Serena volteó a mirar sorprendida al muchacho que le hablaba mientras le extendía una mano para que se pusiera de pie. Mano que no uso.
-¡Tú! –Exclamó levantándose sola- ¡Eres del grupo Tru Lis!
-¡THREE LIGHTS! –Corrigió la multitud al unísono
-Seiya Kou a tus servicios –Dijo haciendo una reverencia
-¡Seiya deja de perder el tiempo! –le llamó Yaten
-Nos vemos pronto Serena Bombón
Y los chicos entraron a la escuela ante las miradas atónitas de todas las chicas. Una vez desaparecieron detrás de la puerta, las miradas se volvieron automáticamente hacia Serena.
-Todas llegaran tarde –dijo ella molesta y caminó hacia la escuela.
-¡Nos vemos Rey! –se despidieron y las chicas corrieron tras Serena Dejando a Rey mirándolas pensativa.
-¿Por qué tengo está sensación? –se preguntó llevando una mano a su pecho, pero sacudió la cabeza sintiéndose tonta y corrió a su propia escuela.
El camino al salón fue el más extraño de la vida de Serena, y es que siempre había pasado desapercibida, y ahora todos sabían que el famoso Seiya Kou La llamaba por su primer nombre como si fueran amigos de toda la vida.
-Igualado… -había refunfuñado Serena.
-¡Tienes que contarnos! –Exigió Mina en cuanto Serena se sentó en su lugar.
-No hay nada que contar Mina.
-¡Ayer creíamos que eras la única que no los conocía y ahora Seiya te llama por tu nombre! –Dijo Lita
-¿Conoces a Taiki y a Yaten también? –preguntó tímida Amy
-No conozco a nadie –dijo Serena- y con razón, no son tan guapos como decían.
-¡Serena!
-¿Dónde viste a Seiya? –Preguntó Mina decidida a llegar al final del misterio.
-En el aeropuerto –explicó Serena con voz cansina- Tropezó conmigo e intercambiamos algunas palabras, no sabía quién era.
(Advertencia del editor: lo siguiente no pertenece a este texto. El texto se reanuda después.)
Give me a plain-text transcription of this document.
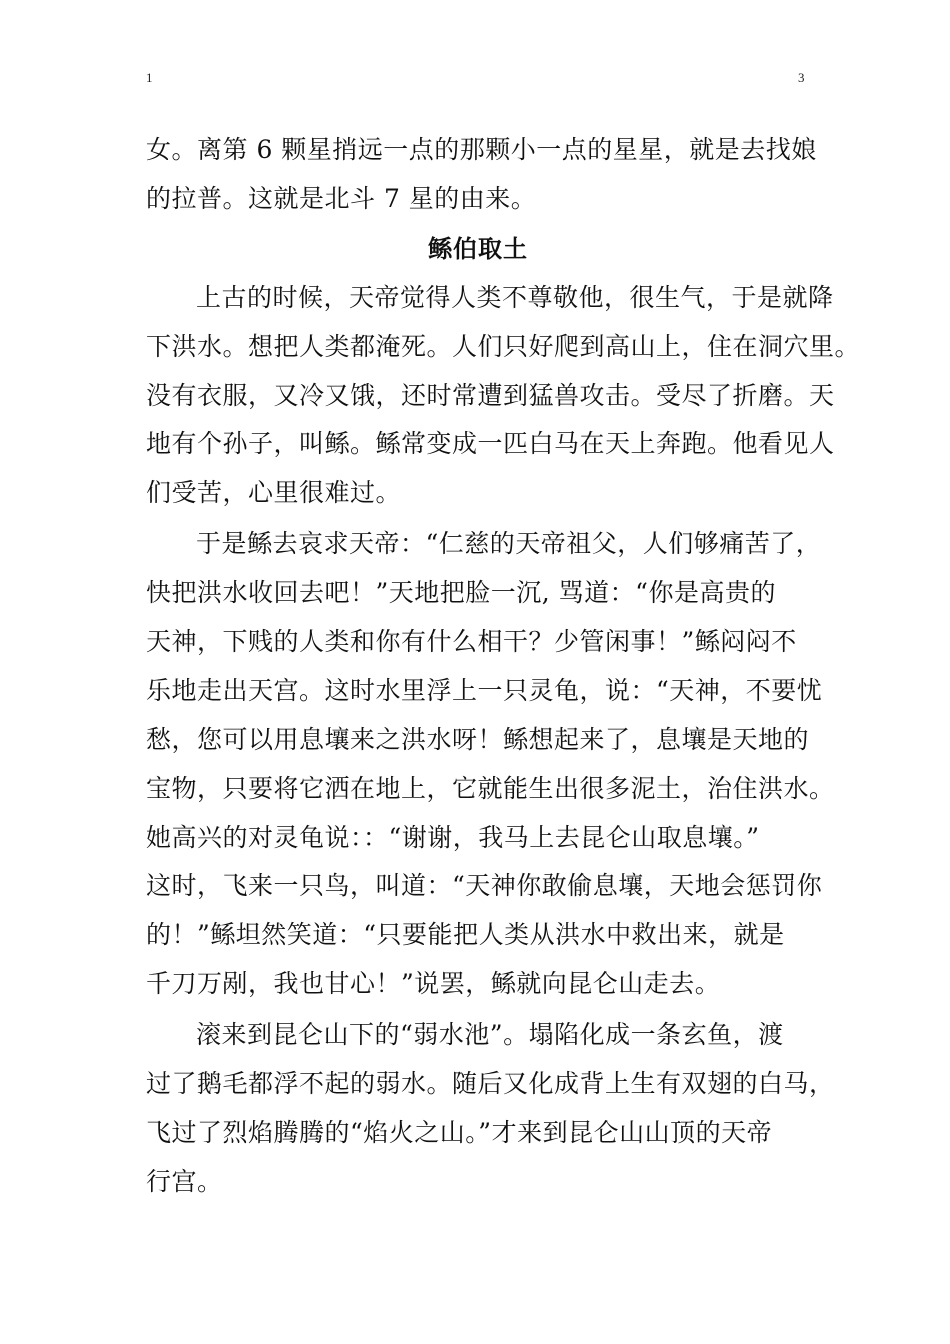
1	3
女。离第 6 颗星捎远一点的那颗小一点的星星，就是去找娘
的拉普。这就是北斗 7 星的由来。
鲧伯取土
上古的时候，天帝觉得人类不尊敬他，很生气，于是就降
下洪水。想把人类都淹死。人们只好爬到高山上，住在洞穴里。
没有衣服，又冷又饿，还时常遭到猛兽攻击。受尽了折磨。天
地有个孙子，叫鲧。鲧常变成一匹白马在天上奔跑。他看见人
们受苦，心里很难过。
于是鲧去哀求天帝：“仁慈的天帝祖父，人们够痛苦了，
快把洪水收回去吧！”天地把脸一沉, 骂道：“你是高贵的
天神，下贱的人类和你有什么相干？少管闲事！”鲧闷闷不
乐地走出天宫。这时水里浮上一只灵龟，说：“天神，不要忧
愁，您可以用息壤来之洪水呀！鲧想起来了，息壤是天地的
宝物，只要将它洒在地上，它就能生出很多泥土，治住洪水。
她高兴的对灵龟说：：“谢谢，我马上去昆仑山取息壤。”
这时，飞来一只鸟，叫道：“天神你敢偷息壤，天地会惩罚你
的！”鲧坦然笑道：“只要能把人类从洪水中救出来，就是
千刀万剐，我也甘心！”说罢，鲧就向昆仑山走去。
滚来到昆仑山下的“弱水池”。塌陷化成一条玄鱼，渡
过了鹅毛都浮不起的弱水。随后又化成背上生有双翅的白马，
飞过了烈焰腾腾的“焰火之山。”才来到昆仑山山顶的天帝
行宫。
Ahora sé porque estaba sorprendido por eso.
-No puedo creerlo… -Dijo Mina casi en un murmullo- Te envidió mucho Serena –Dijo mirando a su amiga con respeto.
-¡Mina! –Exclamó sorprendida
-Yo también Serena –se le unió Lita- ¿Vieron como la miraba?
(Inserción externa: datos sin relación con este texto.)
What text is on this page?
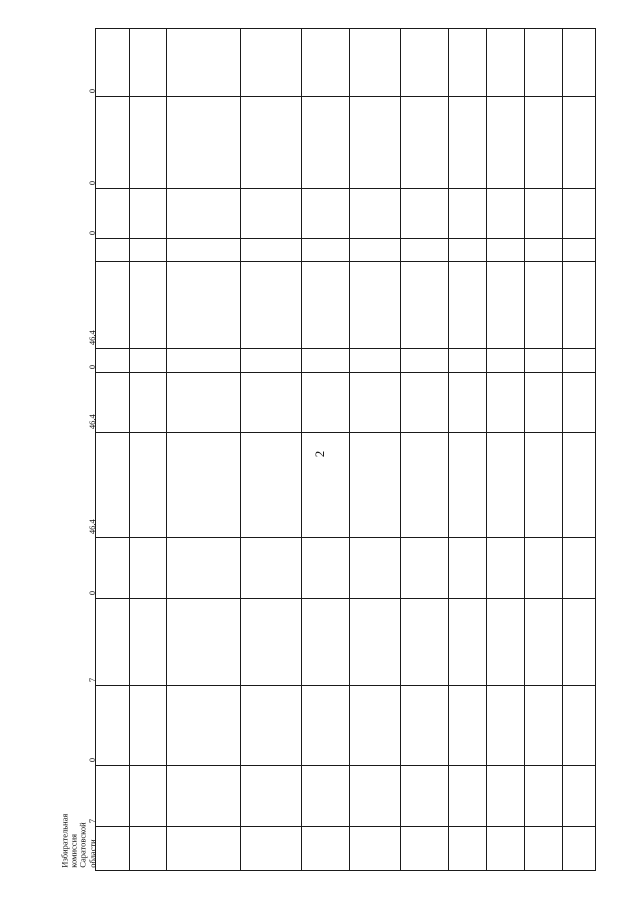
2
Избирательная
комиссия
Саратовской области
7
0
7
0
46,4
46,4
0
46,4
0
0
0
-¿Cómo? –Preguntó Serena casi de manera infantil
-De esa manera que… -pero Amy no termino la frase como si quedará de más.
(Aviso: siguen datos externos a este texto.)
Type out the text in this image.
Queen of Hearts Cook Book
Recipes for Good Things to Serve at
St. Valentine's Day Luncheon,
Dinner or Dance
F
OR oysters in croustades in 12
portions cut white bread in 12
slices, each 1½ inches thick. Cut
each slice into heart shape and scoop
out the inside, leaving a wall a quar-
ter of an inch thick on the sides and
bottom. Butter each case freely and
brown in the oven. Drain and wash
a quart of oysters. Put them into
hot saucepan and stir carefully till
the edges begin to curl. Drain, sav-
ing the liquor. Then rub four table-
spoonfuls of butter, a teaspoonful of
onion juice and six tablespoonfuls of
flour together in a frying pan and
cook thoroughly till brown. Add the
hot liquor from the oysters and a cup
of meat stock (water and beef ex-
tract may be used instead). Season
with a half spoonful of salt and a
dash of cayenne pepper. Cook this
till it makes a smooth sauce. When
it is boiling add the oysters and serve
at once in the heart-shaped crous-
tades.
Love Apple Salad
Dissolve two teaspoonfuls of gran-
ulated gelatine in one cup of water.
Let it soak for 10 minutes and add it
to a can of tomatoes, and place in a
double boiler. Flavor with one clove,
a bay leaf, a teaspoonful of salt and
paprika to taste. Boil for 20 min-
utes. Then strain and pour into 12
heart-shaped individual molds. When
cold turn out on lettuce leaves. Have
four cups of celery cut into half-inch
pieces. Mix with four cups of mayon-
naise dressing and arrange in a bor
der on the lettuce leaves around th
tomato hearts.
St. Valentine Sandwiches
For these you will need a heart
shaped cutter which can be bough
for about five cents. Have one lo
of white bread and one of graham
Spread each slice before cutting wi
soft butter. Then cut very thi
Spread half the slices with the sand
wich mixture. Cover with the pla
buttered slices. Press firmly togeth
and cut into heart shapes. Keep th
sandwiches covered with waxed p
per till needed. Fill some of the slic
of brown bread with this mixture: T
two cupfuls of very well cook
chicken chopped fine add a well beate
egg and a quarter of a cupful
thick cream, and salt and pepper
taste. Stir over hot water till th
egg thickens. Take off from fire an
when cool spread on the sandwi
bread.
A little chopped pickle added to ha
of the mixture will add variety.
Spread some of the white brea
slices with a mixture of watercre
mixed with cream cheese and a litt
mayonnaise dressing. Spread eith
-¡Recordaba su nombre! –Les dijo Mina- Debió impresionarlo mucho.
-Eso sí es extraño… -les concedió Serena- creí que no me había escuchado.
-¡Es a él a quien le gritabas cuando te encontramos! –Gritó Amy sorprendida
Serena asintió
-¡Estuvimos tan cerca! –exclamaron las tres.
En ese momento la puerta del salón se abrió y, el profesor Taeda llamó al orden.
-Chicos, antes de empezar la clase permítanme presentarles a los nuevos tres alumnos que ingresarán desde hoy a nuestra clase.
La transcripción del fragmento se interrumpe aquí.